I co-instructed a course being taught with the Sony AIBO. The archived course materials can be downloaded here.
Segway Soccer 2003-2004
The SegwayRMP project investigates the coordination of dynamically formed, mixed human-robot teams within the realm of a team task that requires real-time decision making and response. We are working towards the realization of Segway Soccer, which is a game of soccer between two teams consisting of Segway riding humans and Segway RMP-based robots. The SegwayRMP's sensors consist of a servo-mounted color camera and has a pneumatic kicker with an actuated ball manipulation device. I have developed an Extended Kalman Filter SLAM implementation for the Segway which allows it to stay within the boundaries of the field as well was helping to develop the initial software infrastructure for the Segway's perceptual systems.
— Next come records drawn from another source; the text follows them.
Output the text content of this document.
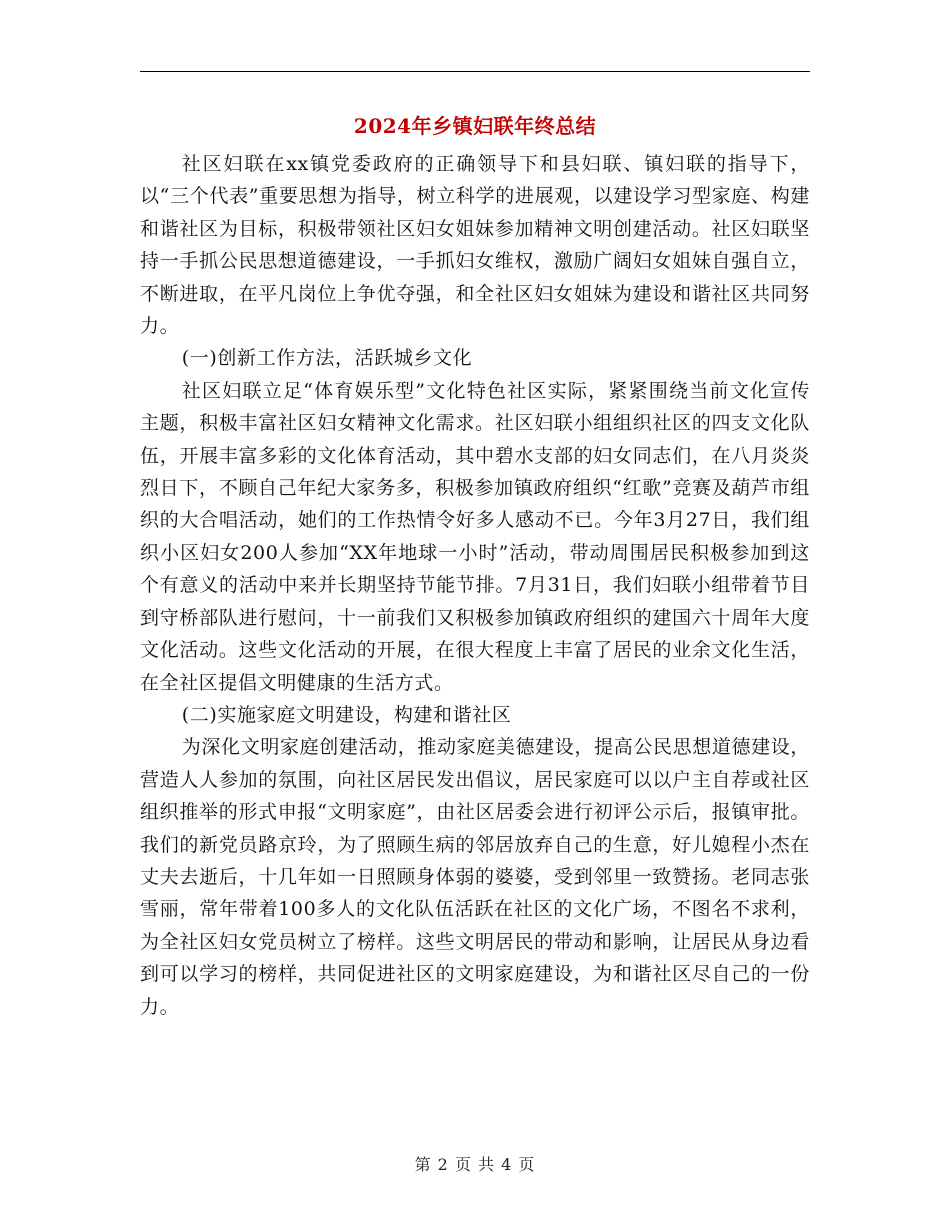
2024年乡镇妇联年终总结

社区妇联在xx镇党委政府的正确领导下和县妇联、镇妇联的指导下，以“三个代表”重要思想为指导，树立科学的进展观，以建设学习型家庭、构建和谐社区为目标，积极带领社区妇女姐妹参加精神文明创建活动。社区妇联坚持一手抓公民思想道德建设，一手抓妇女维权，激励广阔妇女姐妹自强自立，不断进取，在平凡岗位上争优夺强，和全社区妇女姐妹为建设和谐社区共同努力。

(一)创新工作方法，活跃城乡文化

社区妇联立足“体育娱乐型”文化特色社区实际，紧紧围绕当前文化宣传主题，积极丰富社区妇女精神文化需求。社区妇联小组组织社区的四支文化队伍，开展丰富多彩的文化体育活动，其中碧水支部的妇女同志们，在八月炎炎烈日下，不顾自己年纪大家务多，积极参加镇政府组织“红歌”竞赛及葫芦市组织的大合唱活动，她们的工作热情令好多人感动不已。今年3月27日，我们组织小区妇女200人参加“XX年地球一小时”活动，带动周围居民积极参加到这个有意义的活动中来并长期坚持节能节排。7月31日，我们妇联小组带着节目到守桥部队进行慰问，十一前我们又积极参加镇政府组织的建国六十周年大度文化活动。这些文化活动的开展，在很大程度上丰富了居民的业余文化生活，在全社区提倡文明健康的生活方式。

(二)实施家庭文明建设，构建和谐社区

为深化文明家庭创建活动，推动家庭美德建设，提高公民思想道德建设，营造人人参加的氛围，向社区居民发出倡议，居民家庭可以以户主自荐或社区组织推举的形式申报“文明家庭”，由社区居委会进行初评公示后，报镇审批。我们的新党员路京玲，为了照顾生病的邻居放弃自己的生意，好儿媳程小杰在丈夫去逝后，十几年如一日照顾身体弱的婆婆，受到邻里一致赞扬。老同志张雪丽，常年带着100多人的文化队伍活跃在社区的文化广场，不图名不求利，为全社区妇女党员树立了榜样。这些文明居民的带动和影响，让居民从身边看到可以学习的榜样，共同促进社区的文明家庭建设，为和谐社区尽自己的一份力。

第 2 页 共 4 页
I am interested in extending my work in human activity recognition into this domain to allow humans and robots to cooperatively play soccer.
PhD Dissertation 2003
My dissertation, entitled "Building Topological Maps with Minimalistic Sensor Models", addresses the problem of simultaneous localization and mapping for miniature robots that have extremely poor odometry and sensing capabilities. Existing robotic mapping algorithms generally assume that the robots have good odometric estimates and have sensors that can return the range or bearing to landmarks in the environment. This work focuses on solutions to this problem for robots where the above assumptions do not hold.
A novel method is presented for a sensor poor mobile robot to create a topological estimate of its path through an environment by using the notion of a virtual sensor that equates ``place signatures'' with physical locations in space. The method is applicable in the presence of extremely poor odometry and does not require sensors that return spatial (range or bearing) information about the environment. Without sensor updates, the robot's path estimate will degrade due to the odometric errors in its position estimates. When the robot re-visits a location, the geometry of the map can be constrained such that it corrects for the odometric error and better matches the true path.
Several maximum likelihood estimators are derived using this virtual sensor methodology. The first estimator uses a physics-inspired mass and spring model to represent the uncertainties in the robot's position and motion. Errors are corrected by relaxing the spring model through numerical simulation to the state of least potential energy. The second method finds the maximum likelihood solution by linearizing a Chi-squared error function. This method has the advantage of explicitly dealing with dependencies between the robot's linear and rotational errors. Finally, the third method employs the iterated form of the Extended Kalman Filter. This method has the advantage of providing a real-time update of the robot's position where the others process all the data at once.
Finally, a method is presented for dealing with multiple locations that cannot be disambiguated because their signatures appear to be identical. In order to decide which sensor readings are associated with what positions in space, the robot's sensor readings and motion history are used to calculate a discrete probability distribution over all possible robot positions.